The above contains a valuable hint to the engineers just appointed by the Common Council to report on a general plan of drainage for the city. Though the consideration of the profit capable of being derived from the sewerage does not come under the exact terms of the Common Council instructions, yet as the whole matter of drainage is referred to the Surveyors, and they will have occasion probably to deal with the question of expense, they cannot do better than include in their inquiries the possibility of making the sewerage available as manure, and disposing of it at a premium. Mr. Herapath, the celebrated English analytical chemist, who has given some attention to the subject, has expressed the opinion that the entire cost of the sanitary government of a city should and might be defrayed out of the proceeds of the sale of sewerage.

So it should be with the punishment of crime.
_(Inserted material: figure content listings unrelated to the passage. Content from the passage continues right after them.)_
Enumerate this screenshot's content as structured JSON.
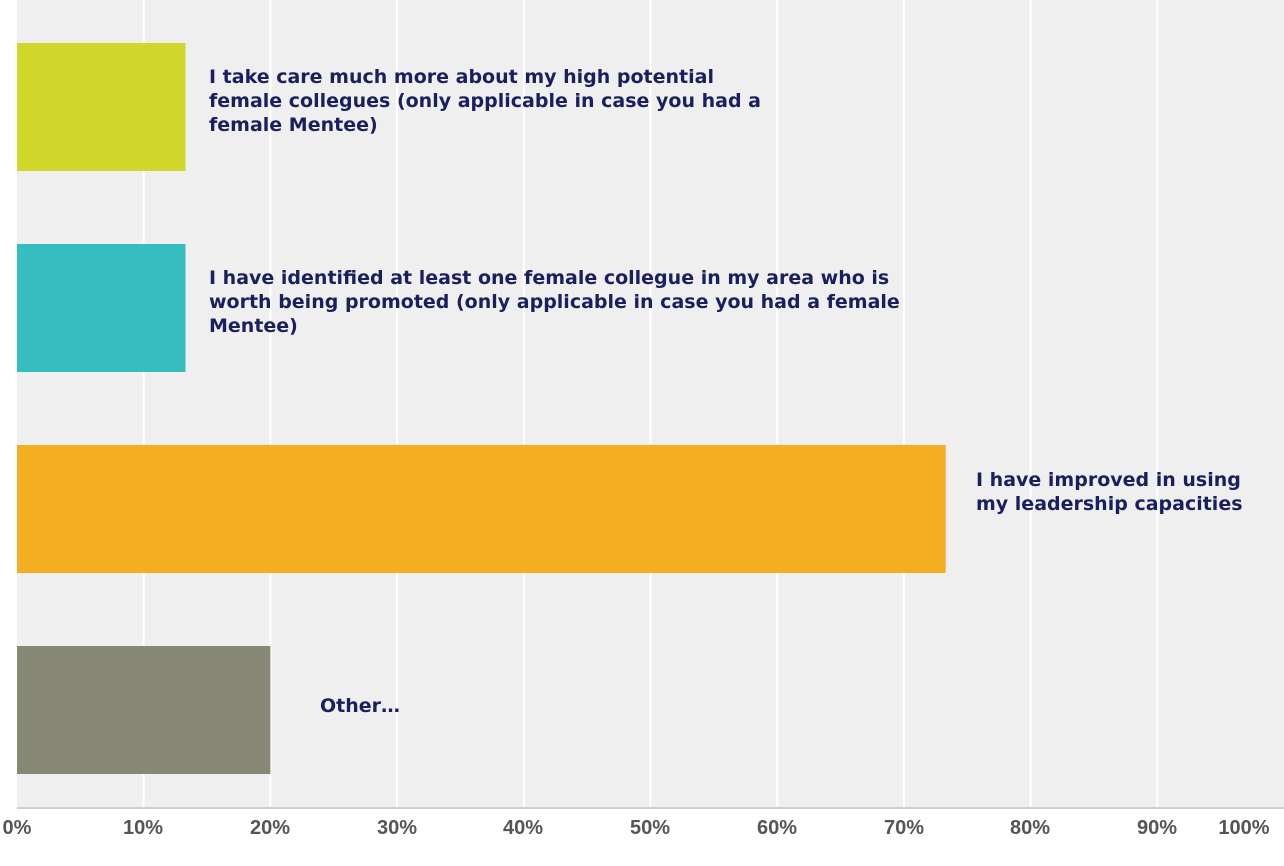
{
  "chart_data": {
    "type": "bar",
    "orientation": "horizontal",
    "categories": [
      "I take care much more about my high potential female collegues (only applicable in case you had a female Mentee)",
      "I have identified at least one female collegue in my area who is worth being promoted (only applicable in case you had a female Mentee)",
      "I have improved in using my leadership capacities",
      "Other…"
    ],
    "values": [
      13.3,
      13.3,
      73.3,
      20
    ],
    "colors": [
      "#d0d62a",
      "#35bdbf",
      "#f5ad22",
      "#888877"
    ],
    "xlim": [
      0,
      100
    ],
    "x_ticks": [
      "0%",
      "10%",
      "20%",
      "30%",
      "40%",
      "50%",
      "60%",
      "70%",
      "80%",
      "90%",
      "100%"
    ],
    "grid": true
  }
}
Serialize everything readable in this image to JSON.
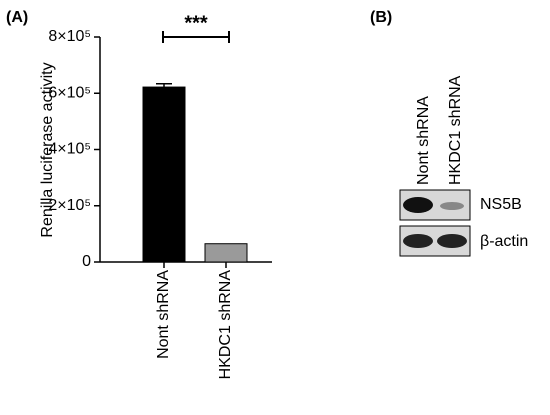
{
  "chart_data": {
    "type": "bar",
    "panel_label": "(A)",
    "ylabel": "Renilla luciferase activity",
    "categories": [
      "Nont shRNA",
      "HKDC1 shRNA"
    ],
    "values": [
      622000,
      65000
    ],
    "errors": [
      12000,
      0
    ],
    "colors": [
      "#000000",
      "#9a9a9a"
    ],
    "ylim": [
      0,
      800000
    ],
    "yticks": [
      0,
      {
        "value": 200000,
        "label": "2×10⁵"
      },
      {
        "value": 400000,
        "label": "4×10⁵"
      },
      {
        "value": 600000,
        "label": "6×10⁵"
      },
      {
        "value": 800000,
        "label": "8×10⁵"
      }
    ],
    "annotation": "***"
  },
  "blot": {
    "panel_label": "(B)",
    "lanes": [
      "Nont shRNA",
      "HKDC1 shRNA"
    ],
    "rows": [
      "NS5B",
      "β-actin"
    ]
  }
}
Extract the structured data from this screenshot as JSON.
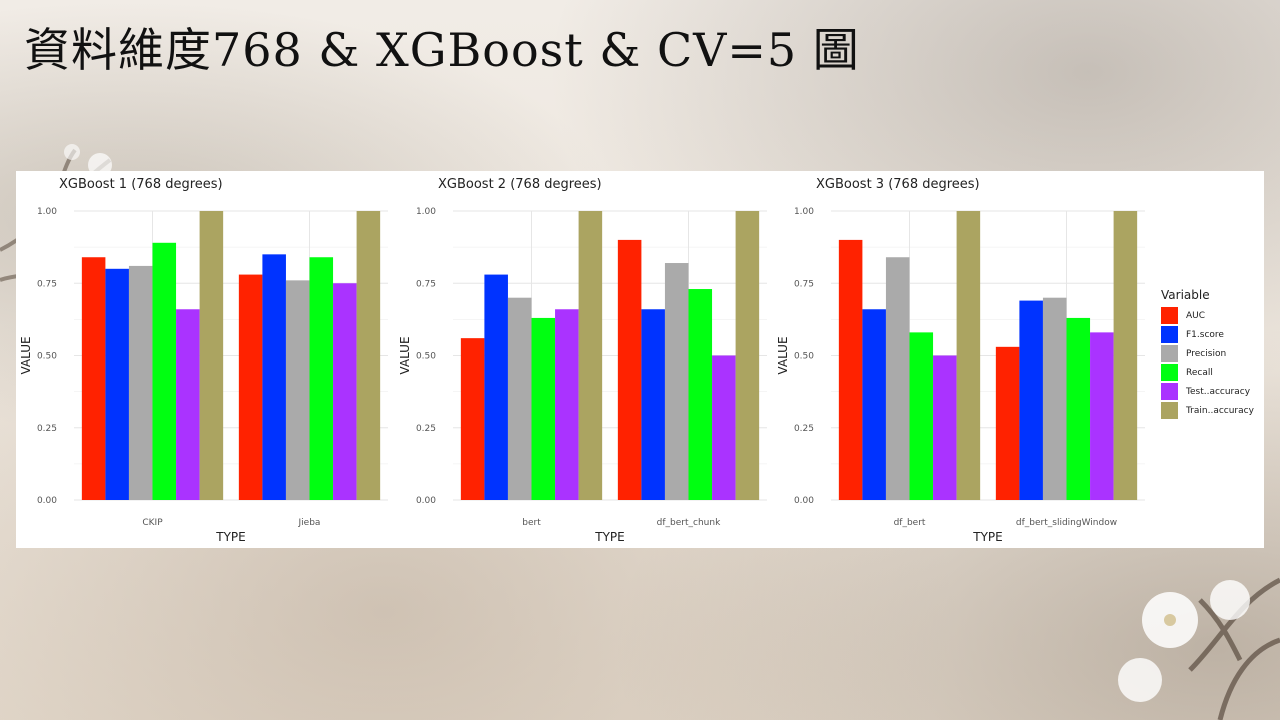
{
  "slide": {
    "title": "資料維度768 & XGBoost & CV=5 圖"
  },
  "legend": {
    "title": "Variable"
  },
  "colors": {
    "AUC": "#ff2200",
    "F1.score": "#0033ff",
    "Precision": "#aaaaaa",
    "Recall": "#00ff11",
    "Test..accuracy": "#aa33ff",
    "Train..accuracy": "#aba461"
  },
  "chart_data": [
    {
      "type": "bar",
      "title": "XGBoost 1 (768 degrees)",
      "xlabel": "TYPE",
      "ylabel": "VALUE",
      "ylim": [
        0,
        1
      ],
      "yticks": [
        "0.00",
        "0.25",
        "0.50",
        "0.75",
        "1.00"
      ],
      "grid": true,
      "legend_position": "right",
      "categories": [
        "CKIP",
        "Jieba"
      ],
      "series": [
        {
          "name": "AUC",
          "values": [
            0.84,
            0.78
          ]
        },
        {
          "name": "F1.score",
          "values": [
            0.8,
            0.85
          ]
        },
        {
          "name": "Precision",
          "values": [
            0.81,
            0.76
          ]
        },
        {
          "name": "Recall",
          "values": [
            0.89,
            0.84
          ]
        },
        {
          "name": "Test..accuracy",
          "values": [
            0.66,
            0.75
          ]
        },
        {
          "name": "Train..accuracy",
          "values": [
            1.0,
            1.0
          ]
        }
      ]
    },
    {
      "type": "bar",
      "title": "XGBoost 2 (768 degrees)",
      "xlabel": "TYPE",
      "ylabel": "VALUE",
      "ylim": [
        0,
        1
      ],
      "yticks": [
        "0.00",
        "0.25",
        "0.50",
        "0.75",
        "1.00"
      ],
      "grid": true,
      "legend_position": "right",
      "categories": [
        "bert",
        "df_bert_chunk"
      ],
      "series": [
        {
          "name": "AUC",
          "values": [
            0.56,
            0.9
          ]
        },
        {
          "name": "F1.score",
          "values": [
            0.78,
            0.66
          ]
        },
        {
          "name": "Precision",
          "values": [
            0.7,
            0.82
          ]
        },
        {
          "name": "Recall",
          "values": [
            0.63,
            0.73
          ]
        },
        {
          "name": "Test..accuracy",
          "values": [
            0.66,
            0.5
          ]
        },
        {
          "name": "Train..accuracy",
          "values": [
            1.0,
            1.0
          ]
        }
      ]
    },
    {
      "type": "bar",
      "title": "XGBoost 3 (768 degrees)",
      "xlabel": "TYPE",
      "ylabel": "VALUE",
      "ylim": [
        0,
        1
      ],
      "yticks": [
        "0.00",
        "0.25",
        "0.50",
        "0.75",
        "1.00"
      ],
      "grid": true,
      "legend_position": "right",
      "categories": [
        "df_bert",
        "df_bert_slidingWindow"
      ],
      "series": [
        {
          "name": "AUC",
          "values": [
            0.9,
            0.53
          ]
        },
        {
          "name": "F1.score",
          "values": [
            0.66,
            0.69
          ]
        },
        {
          "name": "Precision",
          "values": [
            0.84,
            0.7
          ]
        },
        {
          "name": "Recall",
          "values": [
            0.58,
            0.63
          ]
        },
        {
          "name": "Test..accuracy",
          "values": [
            0.5,
            0.58
          ]
        },
        {
          "name": "Train..accuracy",
          "values": [
            1.0,
            1.0
          ]
        }
      ]
    }
  ]
}
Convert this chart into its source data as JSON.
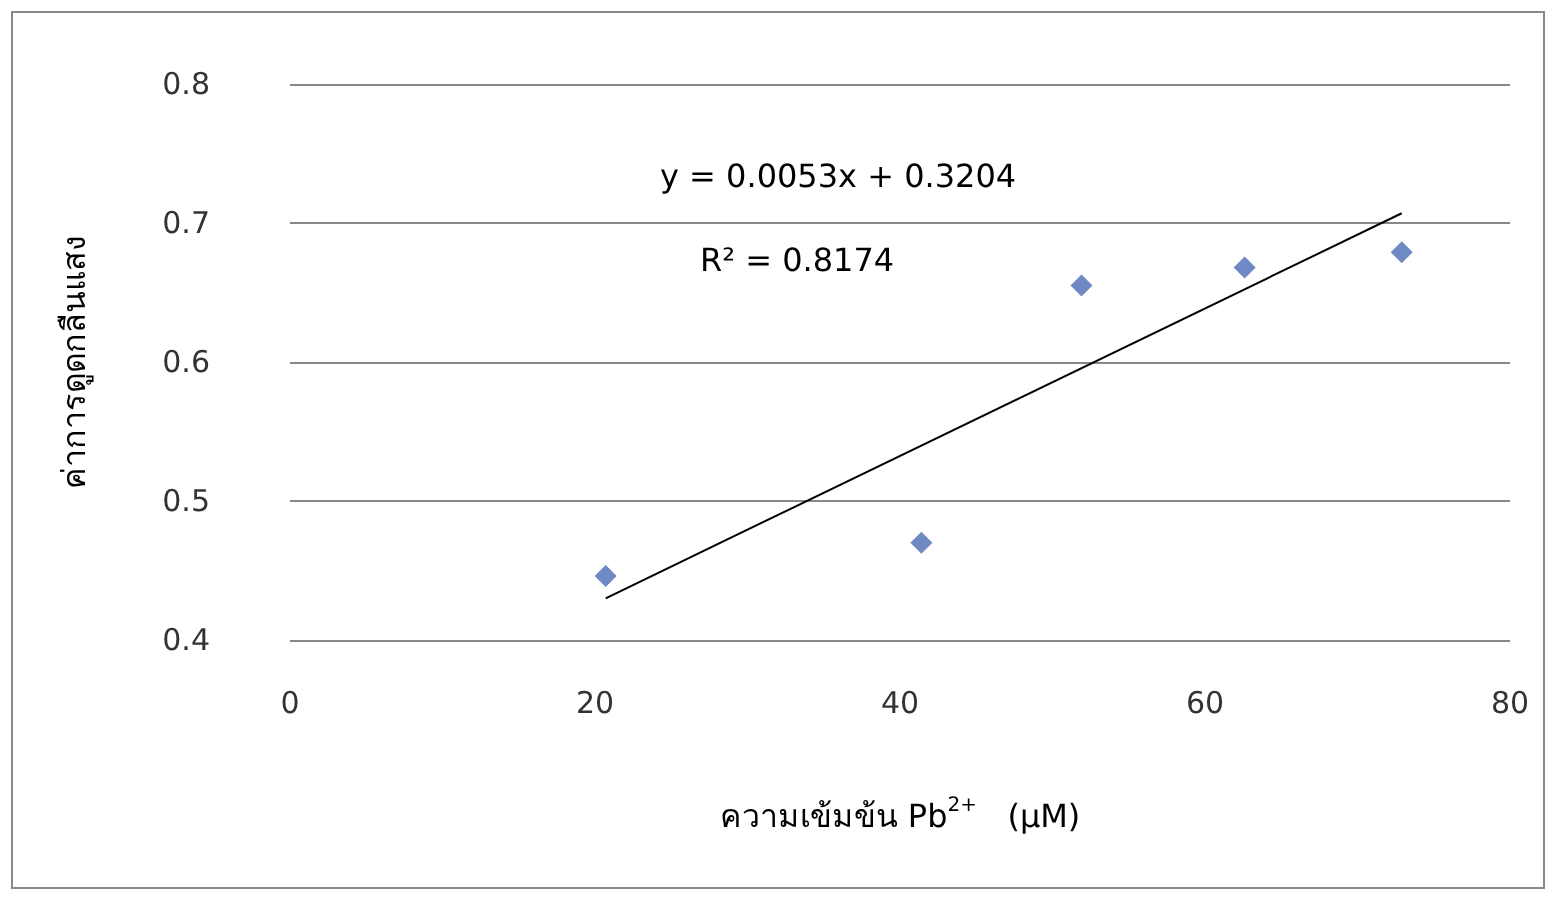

The fees and fines levied from offenders ought to go a great deal further than they now do towards maintaining the police and inferior courts, while from the costs in civil actions the revenues of the Superior Courts ought to be wholly paid. From the Corporation papers—as will be seen in a speech elsewhere reported—the city derives a revenue far greater than the payment it makes.

Thus it should be with every department of city government. It is by no means Utopian to believe in the possibility of municipal affairs being so administered that crime, litigation, and filth, instead of industry and labor, shall be made to furnish the revenues of the body corporate. We commend these suggestions to bona fide reformers.